4 years ago we planted (did not fo any soil prep) a peach tree. We live in
Tampa FL so the soil is sort of sandy. Ever since it seems that the tree
does not grow but does bloom some (has not bore any fruit). I guess my soil
is the problem. What can I do without removing the tree that will help it
along? Also there are a lot of small branches that have formed. Any idea on
pruning/trimming my 7 foot tree that is about 4 feet wide?
Hopefully you have a Florida peach. Tampa is too far south for standard
cultivars. They are usually pretty easy to grow, but are susceptible to insect
damage. A couple of tfruit tree fertilizer spikes wouldn't hurt and might help.

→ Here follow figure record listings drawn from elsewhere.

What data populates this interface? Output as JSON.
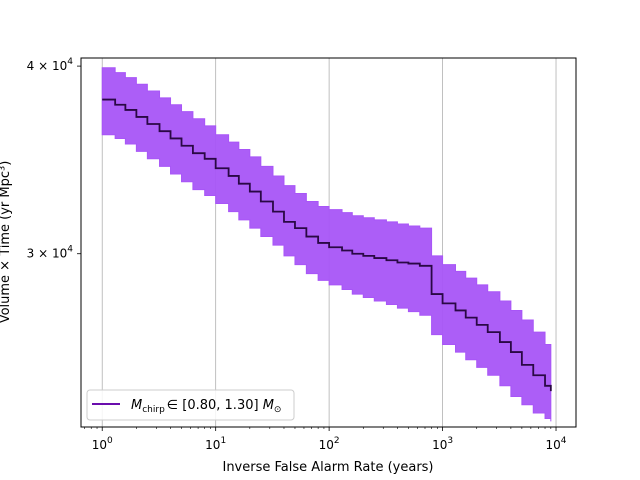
{
  "chart_data": {
    "type": "line",
    "title": "",
    "xlabel": "Inverse False Alarm Rate (years)",
    "ylabel": "Volume × Time (yr Mpc³)",
    "xscale": "log",
    "yscale": "log",
    "xlim": [
      0.65,
      15000
    ],
    "ylim": [
      23000,
      40500
    ],
    "grid": "vertical-major",
    "legend_position": "lower-left",
    "x_ticks": [
      {
        "value": 1,
        "base": "10",
        "exp": "0"
      },
      {
        "value": 10,
        "base": "10",
        "exp": "1"
      },
      {
        "value": 100,
        "base": "10",
        "exp": "2"
      },
      {
        "value": 1000,
        "base": "10",
        "exp": "3"
      },
      {
        "value": 10000,
        "base": "10",
        "exp": "4"
      }
    ],
    "y_ticks": [
      {
        "value": 30000,
        "mant": "3 × 10",
        "exp": "4"
      },
      {
        "value": 40000,
        "mant": "4 × 10",
        "exp": "4"
      }
    ],
    "series": [
      {
        "name": "M_chirp ∈ [0.80, 1.30] M☉",
        "legend_label": {
          "sym": "M",
          "sub": "chirp",
          "range": "∈ [0.80, 1.30]",
          "unit": "M",
          "unit_sub": "⊙"
        },
        "color": "#6a0dad",
        "line_color": "#2a0845",
        "band_color": "#a855f7",
        "x": [
          1,
          1.3,
          1.6,
          2,
          2.5,
          3.2,
          4,
          5,
          6.3,
          8,
          10,
          13,
          16,
          20,
          25,
          32,
          40,
          50,
          63,
          80,
          100,
          130,
          160,
          200,
          250,
          320,
          400,
          500,
          630,
          800,
          1000,
          1300,
          1600,
          2000,
          2500,
          3200,
          4000,
          5000,
          6300,
          8000,
          9000
        ],
        "y": [
          38000,
          37700,
          37400,
          37000,
          36600,
          36200,
          35800,
          35400,
          35000,
          34700,
          34200,
          33800,
          33400,
          33000,
          32500,
          32000,
          31500,
          31200,
          30800,
          30500,
          30300,
          30150,
          30000,
          29900,
          29800,
          29700,
          29600,
          29550,
          29450,
          28200,
          27800,
          27500,
          27200,
          26900,
          26600,
          26200,
          25800,
          25300,
          24900,
          24500,
          24300
        ],
        "lower": [
          36000,
          35800,
          35500,
          35100,
          34700,
          34300,
          33900,
          33500,
          33100,
          32800,
          32400,
          32000,
          31600,
          31200,
          30800,
          30400,
          29900,
          29500,
          29100,
          28800,
          28600,
          28400,
          28200,
          28050,
          27900,
          27750,
          27600,
          27450,
          27300,
          26500,
          26100,
          25800,
          25500,
          25200,
          24900,
          24500,
          24100,
          23800,
          23500,
          23300,
          23200
        ],
        "upper": [
          39900,
          39600,
          39300,
          38900,
          38500,
          38100,
          37700,
          37300,
          36900,
          36500,
          36000,
          35600,
          35200,
          34800,
          34300,
          33800,
          33300,
          32900,
          32500,
          32250,
          32100,
          31950,
          31800,
          31700,
          31600,
          31500,
          31400,
          31300,
          31200,
          29900,
          29500,
          29200,
          28900,
          28600,
          28300,
          27900,
          27500,
          27100,
          26600,
          26100,
          25900
        ]
      }
    ]
  }
}
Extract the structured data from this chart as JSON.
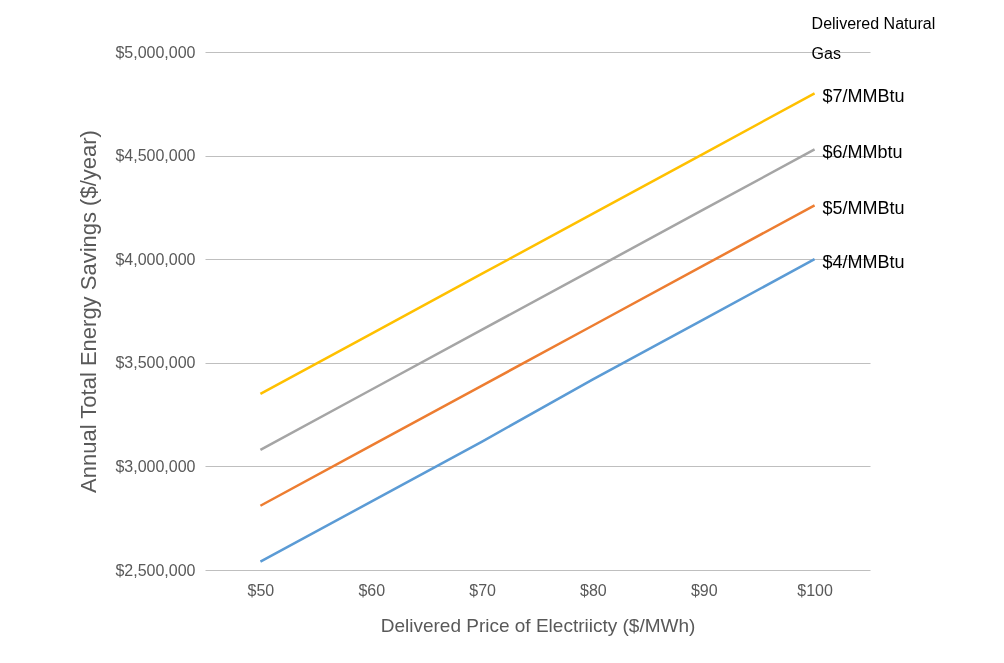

As for pruning, I just take out a few middle branches so that each branch gets
What variety is the peach tree? Is it a standard, semi-dwarft, or
dwarf, or genetic dwarf peach tree? Is it one bought locally, or mail
order. Otherwise is it a peach developed for your area, versus one
from the north that expects a proper cold winter? I know there are
"Georgia Peaches" but I don't know what part of Georgia, or what the
winter weather is like in Georgia, how cold it gets there versus where
you are in Florida.
Generally, there are many regional differences and you say your soil
is "sort of sandy" .. that mean that it's almost all sand? How close
is the tree to salt water?
There are many variables, and it's kind of hard to give any solid
suggestions without information. Does the ground remain moist or dry
out a lot? I have a volunteer peach in my front yard that I couldn't
get to or it would have been gone, it kind of stayed small for a
couple years, and then a friend dug a trench to get water over to it,
it greened right up and started growing taller and wider, and set more
and larger fruit! So, while the trees don't like wet feet, they like
adequate water to live and grow well and set a crop.
Also, although most peaches are self fruitful, meaning they can
pollinate themselves, there may be some which need another peach or at
least a nectarine to cross pollinate with.
The suggestions of compost over the ground out to the drip line or a
bit further out an inch or two deep. Compost, not manure.